Because of the cold, Lyman and Kiki had the sidewalk to themselves, though Broadway was clogged with cars, which was to be expected on a Friday night. It was quiet enough that Kiki could hear Lyman’s cell phone buzzing in his pocket four times before they got to Waffle Hut.
“You’re a popular guy, huh?” Kiki asked as he held the door open for her.
“You have no idea.” He grinned. Kiki smiled back—she’d had nights on the road when the Pussycat Posse had filled the entire missed-call queue on her cell phone. If she hadn’t specifically warned them not to call her that night, she knew that each one of them would have called to check up on her at least once.
They slid into a booth, and a few minutes later two grilled cheese sandwiches were frying in a puddle of what passed for butter at Waffle Hut.
“You can order meat,” Kiki had told him. “I don’t mind.”
“I’ve been a vegetarian since I was nine,” he said.
“What happened when you were nine?”
“I saw Babe.”
“Huh.”
“What?”
“I was just thinking . . . you watch a lot of movies.”
He shrugged. “Not going to school gives you a lot of free time.”
“So what do you do when you aren’t watching movies or knitting?”
“Or playing the piano? That does take up a lot of time. Oh, I do workbooks, play around with some of my dad’s old recording equipment, read manga and old Sandman comics. What about you? What do you do when you’re not at school or working on music?”
“That’s pretty much all I do, really. I used to read graphic novels—I loved The Sandman, and I like Alan Moore’s stuff, you know, like—”

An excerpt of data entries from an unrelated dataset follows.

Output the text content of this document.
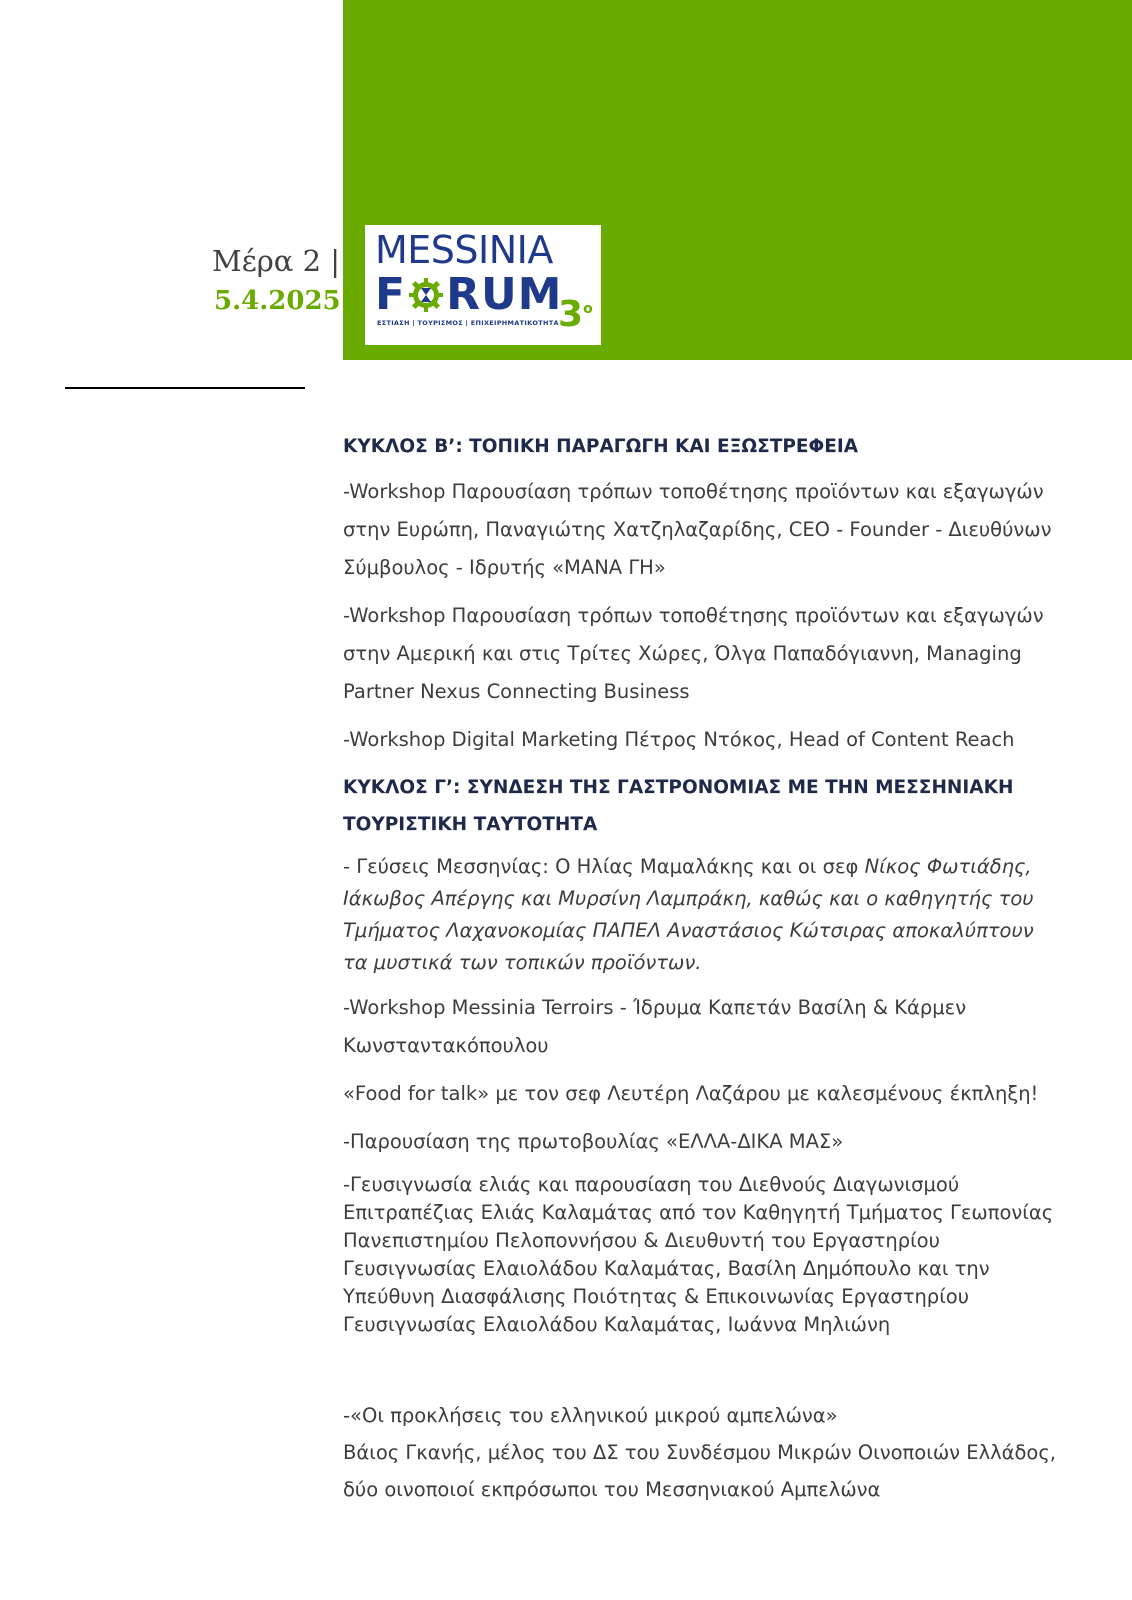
Μέρα 2 |
5.4.2025
MESSINIA
F RUM
ΕΣΤΙΑΣΗ | ΤΟΥΡΙΣΜΟΣ | ΕΠΙΧΕΙΡΗΜΑΤΙΚΟΤΗΤΑ $3^o$
ΚΥΚΛΟΣ Β’: ΤΟΠΙΚΗ ΠΑΡΑΓΩΓΗ ΚΑΙ ΕΞΩΣΤΡΕΦΕΙΑ
-Workshop Παρουσίαση τρόπων τοποθέτησης προϊόντων και εξαγωγών στην Ευρώπη, Παναγιώτης Χατζηλαζαρίδης, CEO - Founder - Διευθύνων Σύμβουλος - Ιδρυτής «ΜΑΝΑ ΓΗ»
-Workshop Παρουσίαση τρόπων τοποθέτησης προϊόντων και εξαγωγών στην Αμερική και στις Τρίτες Χώρες, Όλγα Παπαδόγιαννη, Managing Partner Nexus Connecting Business
-Workshop Digital Marketing Πέτρος Ντόκος, Head of Content Reach
ΚΥΚΛΟΣ Γ’: ΣΥΝΔΕΣΗ ΤΗΣ ΓΑΣΤΡΟΝΟΜΙΑΣ ΜΕ ΤΗΝ ΜΕΣΣΗΝΙΑΚΗ ΤΟΥΡΙΣΤΙΚΗ ΤΑΥΤΟΤΗΤΑ
- Γεύσεις Μεσσηνίας: Ο Ηλίας Μαμαλάκης και οι σεφ Νίκος Φωτιάδης, Ιάκωβος Απέργης και Μυρσίνη Λαμπράκη, καθώς και ο καθηγητής του Τμήματος Λαχανοκομίας ΠΑΠΕΛ Αναστάσιος Κώτσιρας αποκαλύπτουν τα μυστικά των τοπικών προϊόντων.
-Workshop Messinia Terroirs - Ίδρυμα Καπετάν Βασίλη & Κάρμεν Κωνσταντακόπουλου
«Food for talk» με τον σεφ Λευτέρη Λαζάρου με καλεσμένους έκπληξη!
-Παρουσίαση της πρωτοβουλίας «ΕΛΛΑ-ΔΙΚΑ ΜΑΣ»
-Γευσιγνωσία ελιάς και παρουσίαση του Διεθνούς Διαγωνισμού Επιτραπέζιας Ελιάς Καλαμάτας από τον Καθηγητή Τμήματος Γεωπονίας Πανεπιστημίου Πελοποννήσου & Διευθυντή του Εργαστηρίου Γευσιγνωσίας Ελαιολάδου Καλαμάτας, Βασίλη Δημόπουλο και την Υπεύθυνη Διασφάλισης Ποιότητας & Επικοινωνίας Εργαστηρίου Γευσιγνωσίας Ελαιολάδου Καλαμάτας, Ιωάννα Μηλιώνη
-«Οι προκλήσεις του ελληνικού μικρού αμπελώνα»
Βάιος Γκανής, μέλος του ΔΣ του Συνδέσμου Μικρών Οινοποιών Ελλάδος, δύο οινοποιοί εκπρόσωποι του Μεσσηνιακού Αμπελώνα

Kiki forgot what she was saying when she saw who was walking into Waffle Hut. Jasmine’s face was turned away, since she was talking over her shoulder, but Kiki would recognize the particular shade of her hair from half a mile away. And the person she was talking to?
Mark.
“Is something wrong?” Lyman asked, swiveling to look behind him.

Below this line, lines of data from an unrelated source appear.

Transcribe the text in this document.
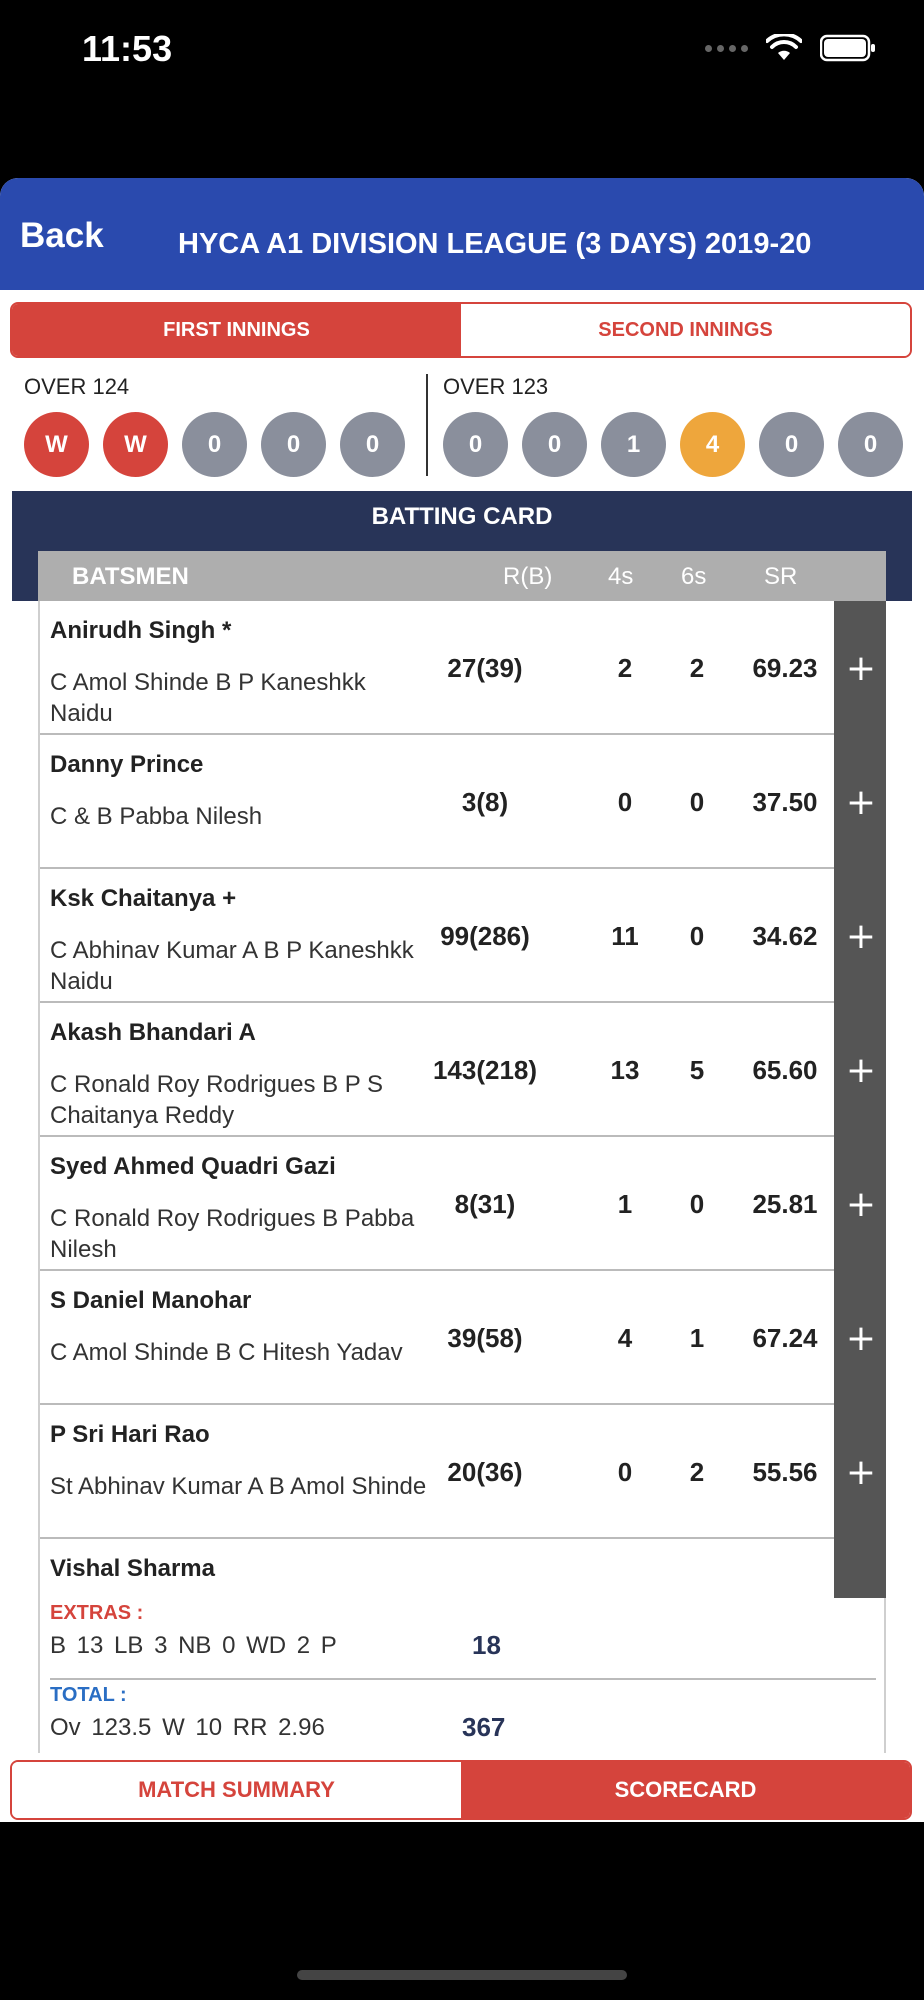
11:53
Back	HYCA A1 DIVISION LEAGUE (3 DAYS) 2019-20
FIRST INNINGS	SECOND INNINGS
OVER 124
W	W	0	0	0
OVER 123
0	0	1	4	0	0
BATTING CARD
BATSMEN	R(B) 4s 6s SR
Anirudh Singh *
C Amol Shinde B P Kaneshkk Naidu
27(39)	2	2	69.23 +
Danny Prince
C & B Pabba Nilesh	3(8)	0	0	37.50 +
Ksk Chaitanya +
C Abhinav Kumar A B P Kaneshkk Naidu
99(286)	11	0	34.62 +
Akash Bhandari A
C Ronald Roy Rodrigues B P S Chaitanya Reddy
143(218)	13	5	65.60 +
Syed Ahmed Quadri Gazi
C Ronald Roy Rodrigues B Pabba Nilesh
8(31)	1	0	25.81 +
S Daniel Manohar
C Amol Shinde B C Hitesh Yadav	39(58)	4	1	67.24 +
P Sri Hari Rao
St Abhinav Kumar A B Amol Shinde 20(36)	0	2	55.56 +
Vishal Sharma
EXTRAS :
B 13 LB 3 NB 0 WD 2 P	18
TOTAL :
Ov 123.5 W 10 RR 2.96	367
MATCH SUMMARY	SCORECARD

“Wrong? No. Of course not.” Kiki’s heart was banging like a drum-track playback on double speed. She
had talked to Mark and Jasmine every single day that week, and neither one mentioned that Mark had asked Jasmine out, much less that she had said yes.
“Are you sure?” Lyman turned back to face Kiki. He held her hands with both of his and peered into her face. She knew she must look absolutely awful for him to be so concerned.

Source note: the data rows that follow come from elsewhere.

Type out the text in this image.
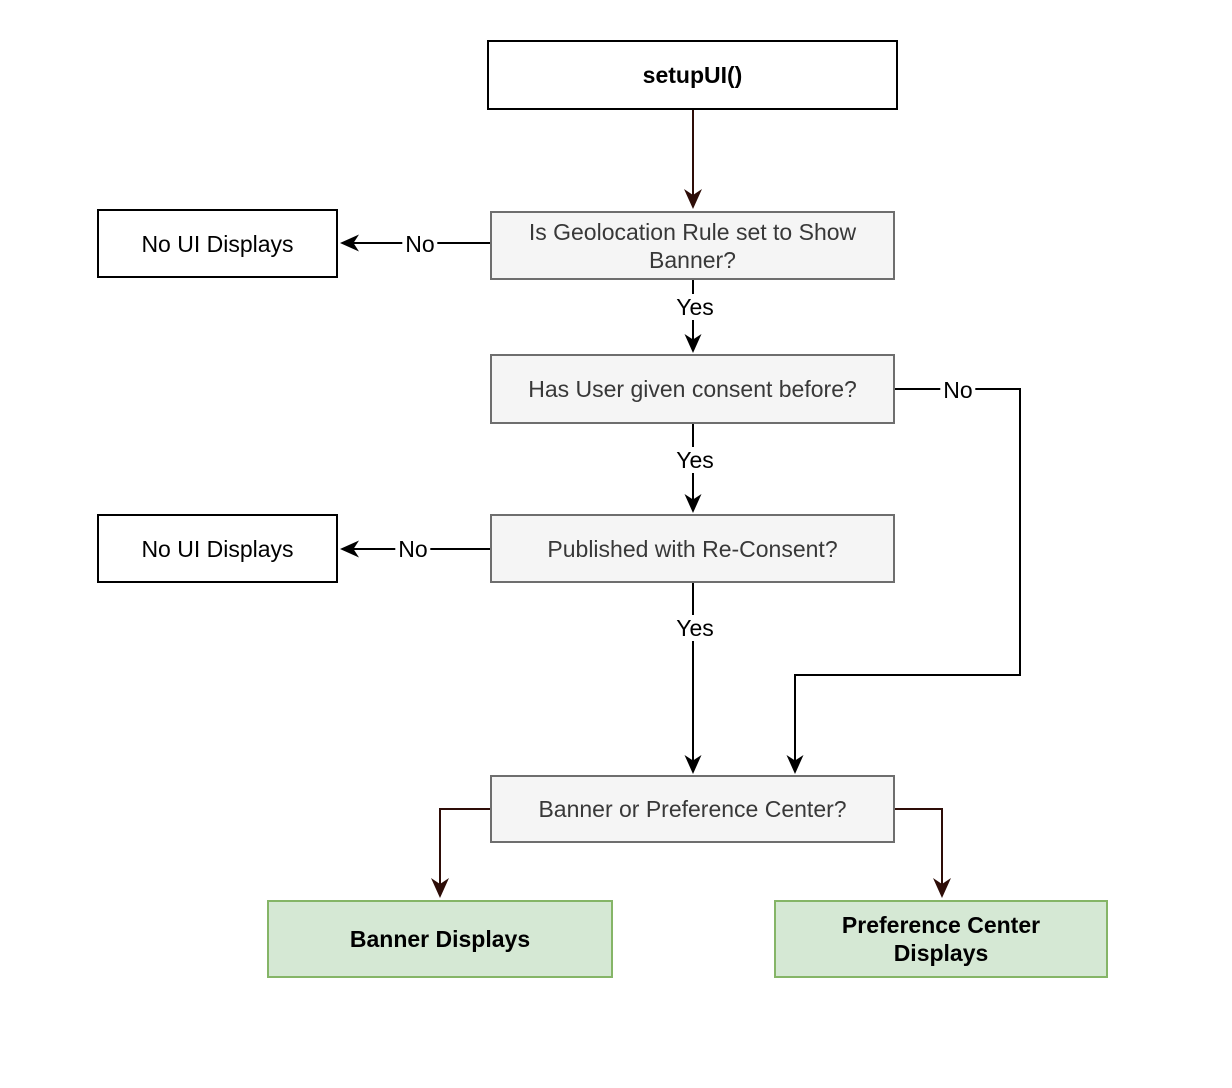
setupUI()
Is Geolocation Rule set to Show Banner?
No UI Displays
Has User given consent before?
No UI Displays	Published with Re-Consent?
Banner or Preference Center?
Banner Displays
Preference Center Displays
No
Yes
Yes
No
No
Yes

“Yes, I’m sure,” Kiki lied, plastering a false smile on her face. Waffle Hut was not a large restaurant. They would see her sooner or later, and if she didn’t say anything it would be even worse. She cleared her voice and called, “Jazz! Mark! Hey!”
Jasmine’s face, pale to begin with, went stark white. Mark turned pink, but both of them managed to sound perfectly normal when they said hello to Lyman, though Mark’s face had gone strangely still. Kiki wasn’t quite as successful. She almost introduced Mark as her friend, choked halfway through the word, then said he was the bassist for Temporary Insanity, as if that was all he was to her. Kiki didn’t introduce Jasmine at all. She clearly wasn’t the friend that Kiki had thought her to be.
“Is something going on with the band?” Lyman asked as soon as Jasmine and Mark settled at the other end of the diner, out of Kiki’s line of sight.
“There’s always something going on with the band. We’re called Temporary Insanity for a reason.” She sighed. Of course, she had told Jasmine that she was over Mark. She must have said it one hundred times since Tuesday morning. But she never thought Jasmine would actually go out with him. She didn’t really think Mark would have the guts to call her. Other guys were scared of Jasmine—she was kicked off the debate team for being too mean in cross-examination. She actually made a boy from Carroll cry at her first and last tournament.
“I’m sorry to hear that.” Lyman gave her hands a gentle squeeze. “I think you’re really strong, to handle the pressure as well as you do.”
Kiki could feel herself blushing. “Um, thanks. I mean, I don’t think I do all that great a job at it really, but—”
“Seriously. I’m on the periphery of the industry myself, remember. You’re fantastic.”
“Wow. Thanks, Lyman. For the record, I think you’re pretty impressive, too.” She twined her fingers around his and leaned across the table. She knew Jasmine would think this kiss was for their benefit, and maybe Mark would, too, if he had half a clue. But it really was all about Lyman, his reward for saying just the right thing at just the right time.